II. TB & B's Motion for Charging Lien

On February 24, 1993, the dissolved law firm of Tew, Berger & Bluestein [TB & B] filed its Motion for Charging Lien (D.E. 633*). This motion comes almost four years after the final judgment on the jury verdict and almost two years after the final judgment denying foreclosure. Furthermore, unlike BHJ & B, TB & B did not file a contemporaneous notice of lien in this case, thereby providing notice of its then-inchoate claims pursuant to a settlement agreement with Plaintiffs. In fact, apparently in recognition of this oversight, TB & B filed such a notice concurrently with the instant motion to enforce (D.E. 635*).

A failure of timely notice is fatal to a claimed attorney's charging lien. Mones, 486 So. 2d 559. "In order to give timely notice of a charging lien an attorney should either file a notice of lien or otherwise pursue the lien in the original action." Id. at 561. An attorney claiming a charging lien is "obligated to notify his clients in some way before the close of the original proceeding that he intend[s] to pursue the charging lien." Id.

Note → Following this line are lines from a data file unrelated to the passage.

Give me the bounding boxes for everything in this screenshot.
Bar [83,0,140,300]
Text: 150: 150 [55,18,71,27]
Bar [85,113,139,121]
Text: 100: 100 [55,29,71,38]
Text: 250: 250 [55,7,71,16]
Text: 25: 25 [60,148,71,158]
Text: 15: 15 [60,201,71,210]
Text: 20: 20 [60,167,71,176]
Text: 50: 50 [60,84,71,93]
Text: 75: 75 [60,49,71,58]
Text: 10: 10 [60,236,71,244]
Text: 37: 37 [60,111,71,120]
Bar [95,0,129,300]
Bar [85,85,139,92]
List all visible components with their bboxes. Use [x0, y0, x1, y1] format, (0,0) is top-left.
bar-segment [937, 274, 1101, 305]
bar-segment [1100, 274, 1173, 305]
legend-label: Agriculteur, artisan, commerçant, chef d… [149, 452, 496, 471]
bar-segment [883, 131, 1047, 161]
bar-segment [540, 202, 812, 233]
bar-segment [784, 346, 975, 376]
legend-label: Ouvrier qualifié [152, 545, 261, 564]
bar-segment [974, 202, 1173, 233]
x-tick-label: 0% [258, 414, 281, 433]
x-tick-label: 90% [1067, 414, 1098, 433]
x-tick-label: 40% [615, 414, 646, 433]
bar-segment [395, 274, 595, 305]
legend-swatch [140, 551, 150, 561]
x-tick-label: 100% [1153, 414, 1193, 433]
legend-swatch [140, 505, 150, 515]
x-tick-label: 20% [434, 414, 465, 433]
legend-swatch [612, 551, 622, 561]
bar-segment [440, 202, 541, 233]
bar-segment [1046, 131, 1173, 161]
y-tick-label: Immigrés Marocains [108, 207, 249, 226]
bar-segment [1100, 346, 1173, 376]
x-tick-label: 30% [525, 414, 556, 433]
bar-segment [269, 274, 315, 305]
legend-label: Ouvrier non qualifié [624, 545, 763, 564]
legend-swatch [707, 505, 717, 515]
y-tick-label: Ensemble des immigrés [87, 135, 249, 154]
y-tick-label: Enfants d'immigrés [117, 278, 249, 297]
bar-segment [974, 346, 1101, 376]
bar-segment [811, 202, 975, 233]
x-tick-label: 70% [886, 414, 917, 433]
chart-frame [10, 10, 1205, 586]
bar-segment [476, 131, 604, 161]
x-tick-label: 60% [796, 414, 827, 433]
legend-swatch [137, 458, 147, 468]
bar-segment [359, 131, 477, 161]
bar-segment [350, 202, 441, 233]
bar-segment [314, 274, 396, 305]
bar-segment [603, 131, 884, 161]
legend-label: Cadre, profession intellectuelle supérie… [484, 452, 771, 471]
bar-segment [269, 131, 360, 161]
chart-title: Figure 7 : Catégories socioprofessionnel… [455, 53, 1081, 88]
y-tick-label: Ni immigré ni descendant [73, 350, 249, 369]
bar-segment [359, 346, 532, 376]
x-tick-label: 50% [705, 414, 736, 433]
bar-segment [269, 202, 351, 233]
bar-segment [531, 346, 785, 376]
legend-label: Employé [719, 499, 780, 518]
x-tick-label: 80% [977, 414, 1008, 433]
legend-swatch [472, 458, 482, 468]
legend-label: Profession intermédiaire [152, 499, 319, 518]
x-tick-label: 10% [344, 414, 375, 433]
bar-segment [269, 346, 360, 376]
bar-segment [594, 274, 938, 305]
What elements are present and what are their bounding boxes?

Clearly TB & B has failed to meet the requirements of timely notice. Its first action in regard to the case at bar was almost two years after the entry of final judgment. Although this case has remained open due to BHJ & B's pending motions, this case proceeded to final judgment many years ago. Accordingly, TB & B's motion should be denied.

RECOMMENDATION

Based on the foregoing, it is hereby RECOMMENDED that:

*393 1) BHJ & B's Motion by Holder of Recorded Attorney's Lien to Rehear and/or Reclarify November 26th Order and Judgments Insofar as Attorney's Lien is Concerned; Motion to Enforce Attorney's Lien (D.E. 395) be DENIED; and

2) TB & B's Motion for Charging Lien (D.E. 633*) be DENIED.

Pursuant to 28 U.S.C. § 636(b)(1)(B) and (C), the parties may serve and file written objections with the Honorable Lenore C. Nesbitt, United States District Judge, within ten (10) days after being served with a copy of this Report and Recommendation. See Nettles v. Wainwright, 677 F.2d 404 (5th Cir.1982).

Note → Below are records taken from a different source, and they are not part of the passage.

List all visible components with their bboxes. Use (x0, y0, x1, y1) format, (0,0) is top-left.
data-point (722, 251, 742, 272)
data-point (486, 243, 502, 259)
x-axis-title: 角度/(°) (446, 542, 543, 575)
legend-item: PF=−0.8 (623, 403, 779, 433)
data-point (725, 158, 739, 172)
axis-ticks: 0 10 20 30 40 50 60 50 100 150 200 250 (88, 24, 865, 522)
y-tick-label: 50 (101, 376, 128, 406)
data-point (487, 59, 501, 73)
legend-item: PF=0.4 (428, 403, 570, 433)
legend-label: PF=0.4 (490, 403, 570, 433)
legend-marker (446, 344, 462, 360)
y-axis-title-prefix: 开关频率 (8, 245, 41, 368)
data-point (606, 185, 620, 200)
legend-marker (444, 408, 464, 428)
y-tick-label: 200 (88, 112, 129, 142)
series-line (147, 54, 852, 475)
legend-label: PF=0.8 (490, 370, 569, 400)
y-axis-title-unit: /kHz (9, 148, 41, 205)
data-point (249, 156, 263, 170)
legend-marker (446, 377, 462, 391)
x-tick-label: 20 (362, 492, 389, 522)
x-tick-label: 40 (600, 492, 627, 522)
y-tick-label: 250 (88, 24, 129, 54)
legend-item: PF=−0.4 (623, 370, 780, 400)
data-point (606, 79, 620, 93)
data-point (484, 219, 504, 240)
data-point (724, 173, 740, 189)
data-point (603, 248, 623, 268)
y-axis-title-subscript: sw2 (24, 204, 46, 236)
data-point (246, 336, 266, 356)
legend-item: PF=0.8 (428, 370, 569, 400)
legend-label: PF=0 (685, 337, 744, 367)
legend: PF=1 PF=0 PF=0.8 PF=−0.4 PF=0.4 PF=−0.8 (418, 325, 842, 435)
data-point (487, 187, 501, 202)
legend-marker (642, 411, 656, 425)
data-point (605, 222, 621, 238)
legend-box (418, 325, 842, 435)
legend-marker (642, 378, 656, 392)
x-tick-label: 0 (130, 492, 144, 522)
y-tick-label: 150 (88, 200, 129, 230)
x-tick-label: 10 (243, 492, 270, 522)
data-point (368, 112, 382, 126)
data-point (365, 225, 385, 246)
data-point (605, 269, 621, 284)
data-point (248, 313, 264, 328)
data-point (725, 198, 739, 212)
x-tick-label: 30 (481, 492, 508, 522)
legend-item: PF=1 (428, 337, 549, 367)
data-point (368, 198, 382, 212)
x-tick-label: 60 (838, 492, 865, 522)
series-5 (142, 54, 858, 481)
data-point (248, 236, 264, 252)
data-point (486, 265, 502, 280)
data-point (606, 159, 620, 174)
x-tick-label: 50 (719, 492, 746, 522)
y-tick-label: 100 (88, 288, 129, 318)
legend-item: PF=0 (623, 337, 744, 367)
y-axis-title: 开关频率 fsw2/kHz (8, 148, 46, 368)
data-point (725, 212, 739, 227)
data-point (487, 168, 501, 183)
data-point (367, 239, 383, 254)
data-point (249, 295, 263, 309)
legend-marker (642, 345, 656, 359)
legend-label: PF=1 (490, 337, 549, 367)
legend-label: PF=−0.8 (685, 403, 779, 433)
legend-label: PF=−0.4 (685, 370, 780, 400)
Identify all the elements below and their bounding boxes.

RESPECTFULLY RECOMMENDED, in Chambers, at Miami, Florida, this ___ day of ___, 1993.

NOTES

[1] Judge Hoeveler recused himself from these consolidated cases on March 15, 1993. The cases were reassigned to the calendar of Judge Lenore C. Nesbitt on March 25, 1993.

[2] Although these cases are consolidated, and all pleadings should appear in both files, there are some pleadings which appear only in one file. Except where indicated with an asterisk, docket entry numbers refer to those in the lower-numbered case, 83-2432-CIV-NESBITT. Those numbers followed by an asterisk refer to case number 84-2303-CIV-NESBITT.

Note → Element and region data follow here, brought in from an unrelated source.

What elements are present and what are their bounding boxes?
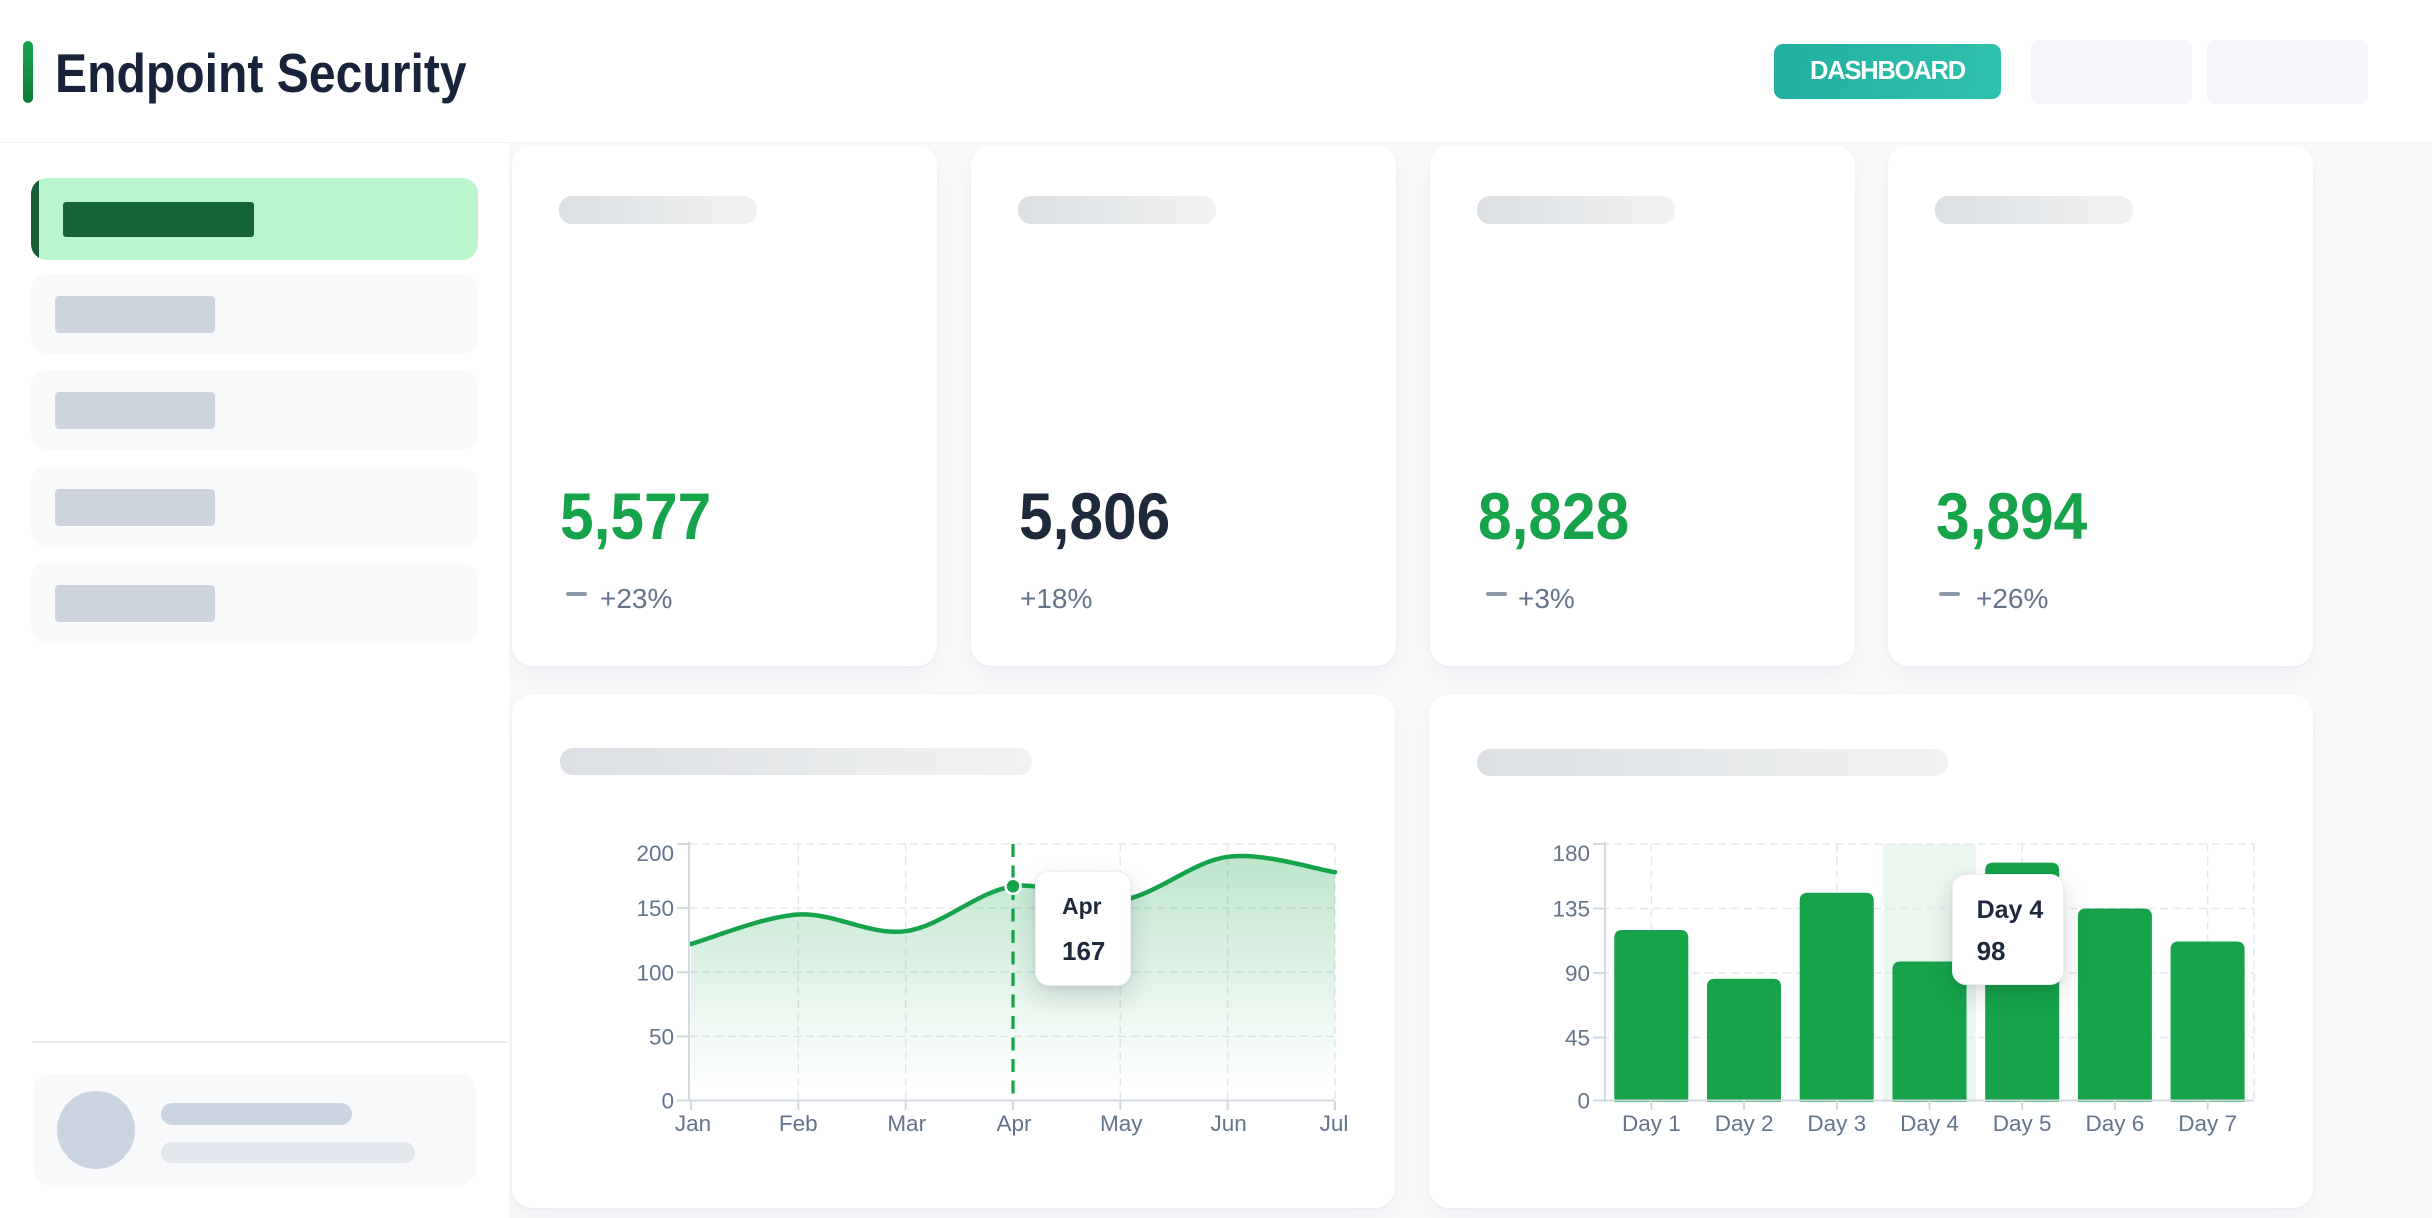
svg-text:0: 0 [661,1089,674,1114]
svg-text:135: 135 [1552,897,1590,922]
svg-text:Jan: Jan [675,1111,711,1136]
svg-text:50: 50 [649,1024,674,1049]
svg-text:Day 5: Day 5 [1993,1111,2052,1136]
svg-text:200: 200 [636,841,674,866]
svg-text:180: 180 [1552,841,1590,866]
svg-text:Day 4: Day 4 [1900,1111,1959,1136]
svg-text:Mar: Mar [887,1111,926,1136]
svg-text:0: 0 [1577,1089,1590,1114]
svg-text:Jul: Jul [1320,1111,1349,1136]
svg-text:Feb: Feb [779,1111,818,1136]
svg-text:Day 7: Day 7 [2178,1111,2237,1136]
svg-text:Day 1: Day 1 [1622,1111,1681,1136]
svg-text:Jun: Jun [1210,1111,1246,1136]
svg-text:Apr: Apr [996,1111,1032,1136]
svg-text:45: 45 [1565,1026,1590,1051]
svg-text:Day 2: Day 2 [1715,1111,1774,1136]
svg-text:Day 6: Day 6 [2086,1111,2145,1136]
svg-text:90: 90 [1565,961,1590,986]
svg-text:100: 100 [636,960,674,985]
svg-text:150: 150 [636,896,674,921]
svg-text:Day 3: Day 3 [1807,1111,1866,1136]
svg-text:May: May [1100,1111,1143,1136]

The court notes that these multi-volume files were, during the pendency of these motions, erroneously sent to the Federal Records Center in Atlanta. This necessitated a time-consuming search and retrieval. Additionally, several documents were lost and remain missing from the file. These problems account for the lengthy delay between oral argument and the issuance of this Report and Recommendation.

[3] Accordingly, Tew, Berger's Motion for Hearing (D.E. 636*) is DENIED.

[4] The basis for this reversal was that the court was bound by certain findings of fact made by the jury in the instant case and by various other fact-finders in related proceedings. See Findings of Fact and Conclusions of Law (D.E. 630*) for a more complete discussion.

[5] No order pursuant to this motion can be located in the record, but this firm was substituted and remains of record in this action.

[6] Since Rule 59 refers only to parties, and is thus more restrictive that Rule 60, it is logical to conclude that the same analysis applies.

[7] A motion under Rule 59(e) must be made within ten days after the entry of the final judgment. Under Rule 60(b) a party has up to one year to file such a motion. These time periods are mandatory and jurisdictional. See Tarlton v. Exxon, 688 F.2d 973 (5th Cir.) cert. denied, 463 U.S. 1206, 103 S. Ct. 3536, 77 L. Ed. 2d 1387 (1982).